If you have ever done any time you would know that every hour of every day you are being punished. That’s called doing time. The conditions that you have to deal with every day. That is the punishment. When I was in the county jail I did’t have many money. They wouldn’t even supply shampoo. My head was so bad with sores that I had to trade some of the little bit of food I got just to barter shampoo from another inmate, which is against jail rules, bartering. The food was so poor in nutrition it was almost unbelievable. I was released but in much poorer health. The razor they give you is from china and won’t cut without pulling out your beard. They pass one around 1 time a week. The bunks are hard. You have to deal with the moods of the other inmates and the guards alike. It is punishment. Some people have children and families who care about them. They should be able to at least communicate with them.
The system is always taking one example of an instance to make a broad encroaching ruling against everybody. There will always be an offender who will do something like try to put something under a postage stamp, but that would be a 1000 to 1 instance and not the norm.
Their are always special interest who try to get their way by using propaganda as a tool. Most of them are hypocrites in some way or another. You realize that when they finally get caught doing something that some other group has deemed is against the law and got it put on the books.
Most people are busy bodies and can’t mind their own business.
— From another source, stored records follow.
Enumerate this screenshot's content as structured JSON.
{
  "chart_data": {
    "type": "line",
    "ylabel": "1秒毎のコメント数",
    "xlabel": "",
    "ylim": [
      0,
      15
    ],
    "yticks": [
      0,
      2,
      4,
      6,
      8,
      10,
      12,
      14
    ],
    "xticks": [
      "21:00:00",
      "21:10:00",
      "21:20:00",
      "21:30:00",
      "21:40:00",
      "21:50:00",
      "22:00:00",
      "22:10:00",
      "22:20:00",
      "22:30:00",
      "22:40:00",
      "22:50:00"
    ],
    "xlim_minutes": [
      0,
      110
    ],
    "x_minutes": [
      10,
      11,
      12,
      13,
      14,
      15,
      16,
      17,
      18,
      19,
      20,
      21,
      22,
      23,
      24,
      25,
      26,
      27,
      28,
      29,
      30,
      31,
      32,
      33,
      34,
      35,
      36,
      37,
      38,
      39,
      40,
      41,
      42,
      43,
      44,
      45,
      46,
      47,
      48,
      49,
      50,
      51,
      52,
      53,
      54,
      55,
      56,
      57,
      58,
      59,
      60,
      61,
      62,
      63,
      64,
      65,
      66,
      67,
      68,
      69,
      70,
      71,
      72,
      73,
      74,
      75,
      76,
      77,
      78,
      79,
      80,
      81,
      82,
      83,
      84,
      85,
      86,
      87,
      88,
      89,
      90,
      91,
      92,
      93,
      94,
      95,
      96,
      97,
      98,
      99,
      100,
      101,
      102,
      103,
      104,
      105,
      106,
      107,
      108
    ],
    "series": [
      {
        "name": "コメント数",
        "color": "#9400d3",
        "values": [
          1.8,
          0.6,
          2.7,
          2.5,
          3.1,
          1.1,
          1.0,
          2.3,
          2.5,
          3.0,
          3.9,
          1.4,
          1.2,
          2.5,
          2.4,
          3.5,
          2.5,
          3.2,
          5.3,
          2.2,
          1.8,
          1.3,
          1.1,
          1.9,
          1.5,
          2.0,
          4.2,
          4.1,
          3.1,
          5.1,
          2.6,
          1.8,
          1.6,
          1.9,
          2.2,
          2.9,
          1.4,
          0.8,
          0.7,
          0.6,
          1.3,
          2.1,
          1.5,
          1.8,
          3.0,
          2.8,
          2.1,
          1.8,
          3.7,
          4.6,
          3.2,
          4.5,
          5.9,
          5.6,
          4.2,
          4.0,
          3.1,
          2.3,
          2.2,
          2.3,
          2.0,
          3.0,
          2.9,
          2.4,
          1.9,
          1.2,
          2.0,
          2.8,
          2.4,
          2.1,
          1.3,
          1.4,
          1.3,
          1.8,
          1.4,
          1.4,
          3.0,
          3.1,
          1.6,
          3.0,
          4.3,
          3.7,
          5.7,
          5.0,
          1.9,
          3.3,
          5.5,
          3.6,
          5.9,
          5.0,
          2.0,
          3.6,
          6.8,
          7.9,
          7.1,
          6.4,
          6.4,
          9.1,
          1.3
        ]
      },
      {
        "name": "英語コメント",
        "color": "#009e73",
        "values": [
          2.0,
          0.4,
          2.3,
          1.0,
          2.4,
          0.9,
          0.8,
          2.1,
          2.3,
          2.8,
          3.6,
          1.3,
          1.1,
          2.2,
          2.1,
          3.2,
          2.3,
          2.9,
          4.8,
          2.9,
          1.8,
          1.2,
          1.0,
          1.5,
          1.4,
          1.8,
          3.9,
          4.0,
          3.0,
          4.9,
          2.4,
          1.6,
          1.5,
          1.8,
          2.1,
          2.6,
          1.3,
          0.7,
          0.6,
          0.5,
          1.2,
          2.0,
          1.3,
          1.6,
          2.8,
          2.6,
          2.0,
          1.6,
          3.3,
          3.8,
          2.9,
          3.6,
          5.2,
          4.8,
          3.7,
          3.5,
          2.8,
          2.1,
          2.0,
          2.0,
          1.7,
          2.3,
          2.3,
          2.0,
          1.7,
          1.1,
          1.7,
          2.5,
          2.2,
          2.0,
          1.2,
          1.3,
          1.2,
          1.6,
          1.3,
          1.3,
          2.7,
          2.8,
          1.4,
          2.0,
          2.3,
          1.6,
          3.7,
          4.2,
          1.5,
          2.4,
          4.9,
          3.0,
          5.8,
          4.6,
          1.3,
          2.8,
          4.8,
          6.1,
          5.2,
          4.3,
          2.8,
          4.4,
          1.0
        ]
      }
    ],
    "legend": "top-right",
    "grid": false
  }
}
A crime should only be what someone else does to somebody else. Not victimless occurrences that are deemed crimes in the eyes of a special interest group.
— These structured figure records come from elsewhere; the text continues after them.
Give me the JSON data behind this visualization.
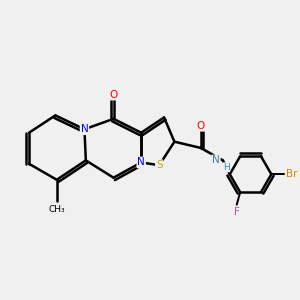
{
  "background_color": "#f0f0f0",
  "bond_color": "#000000",
  "atom_colors": {
    "N": "#0000ff",
    "O": "#ff0000",
    "S": "#ccaa00",
    "Br": "#cc8800",
    "F": "#cc44aa",
    "NH": "#3388aa",
    "C": "#000000"
  },
  "title": "",
  "figsize": [
    3.0,
    3.0
  ],
  "dpi": 100
}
It’s politically incorrect to legalize something like marijuana even when prescription drugs are far more dangerous and available. It’s about money and saving face. It’s political suicide to vote for legalizing marijuana.
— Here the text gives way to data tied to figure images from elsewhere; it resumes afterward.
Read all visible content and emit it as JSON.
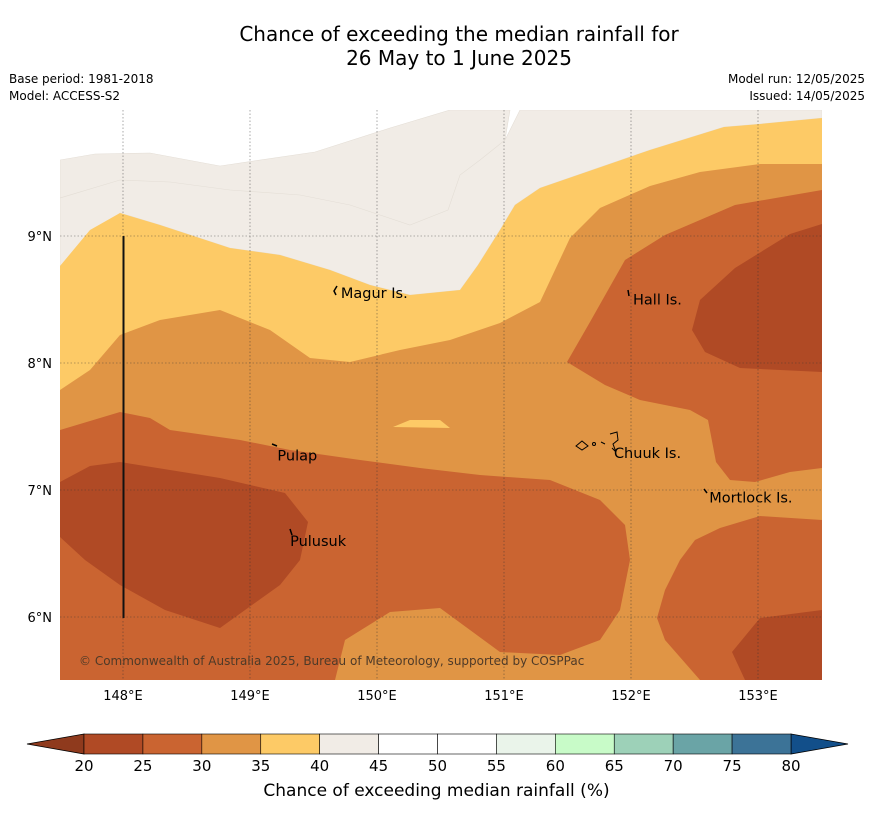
{
  "title_line1": "Chance of exceeding the median rainfall for",
  "title_line2": "26 May to 1 June 2025",
  "meta": {
    "base_period": "Base period: 1981-2018",
    "model": "Model: ACCESS-S2",
    "model_run": "Model run: 12/05/2025",
    "issued": "Issued: 14/05/2025"
  },
  "map": {
    "lon_ticks": [
      "148°E",
      "149°E",
      "150°E",
      "151°E",
      "152°E",
      "153°E"
    ],
    "lat_ticks": [
      "9°N",
      "8°N",
      "7°N",
      "6°N"
    ],
    "lon_range": [
      147.5,
      153.5
    ],
    "lat_range": [
      5.5,
      9.95
    ],
    "grid": true,
    "places": [
      {
        "name": "Magur Is.",
        "lon": 149.7,
        "lat": 8.55
      },
      {
        "name": "Hall Is.",
        "lon": 152.0,
        "lat": 8.5
      },
      {
        "name": "Pulap",
        "lon": 149.2,
        "lat": 7.27
      },
      {
        "name": "Chuuk Is.",
        "lon": 151.85,
        "lat": 7.29
      },
      {
        "name": "Mortlock Is.",
        "lon": 152.6,
        "lat": 6.94
      },
      {
        "name": "Pulusuk",
        "lon": 149.3,
        "lat": 6.6
      }
    ],
    "copyright": "© Commonwealth of Australia 2025, Bureau of Meteorology, supported by COSPPac"
  },
  "legend": {
    "label": "Chance of exceeding median rainfall (%)",
    "ticks": [
      "20",
      "25",
      "30",
      "35",
      "40",
      "45",
      "50",
      "55",
      "60",
      "65",
      "70",
      "75",
      "80"
    ],
    "colors": [
      "#b04a25",
      "#ca6431",
      "#e09545",
      "#fdca66",
      "#f1ece6",
      "#ffffff",
      "#ffffff",
      "#eaf4ea",
      "#c8fbc8",
      "#9dd1b8",
      "#6aa4a6",
      "#3c7397"
    ],
    "low_color": "#8f3a1d",
    "high_color": "#124f8a"
  }
}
I’ve seen the same corrections officers who abuse inmates and tell them to settle their own disputes in their own way with violence being caught bringing cell phones and cigarettes and other contraband into the institution. They are above the law until they are finally caught. County jails are maximum security institutions and a secret code in a letter is not going to make any difference in reality. It’s more like a kid playing fun and games. And if their is a true gangster in the midst of the prisoners a postage stamp or an index card isn’t going to make the least bit of difference. They will just put a corrections officer in their pocket. It’s business as usual. Everyone is still subject to human nature. It’s just another ploy to get what they want by using the same old tactics that have gotten them what they wanted all along the way. So why stop now.
As far as how to prevent crime I don’t know or best way to punish or rehabilitate?
What do you call someone who tortures little animals. That is what some people are like who want to put their ideas on everyone else. Until they are exposed they will run their mouths and torture everyone else and enforce their beliefs on the rest of society. Just wait, everyone get’s caught at something in time.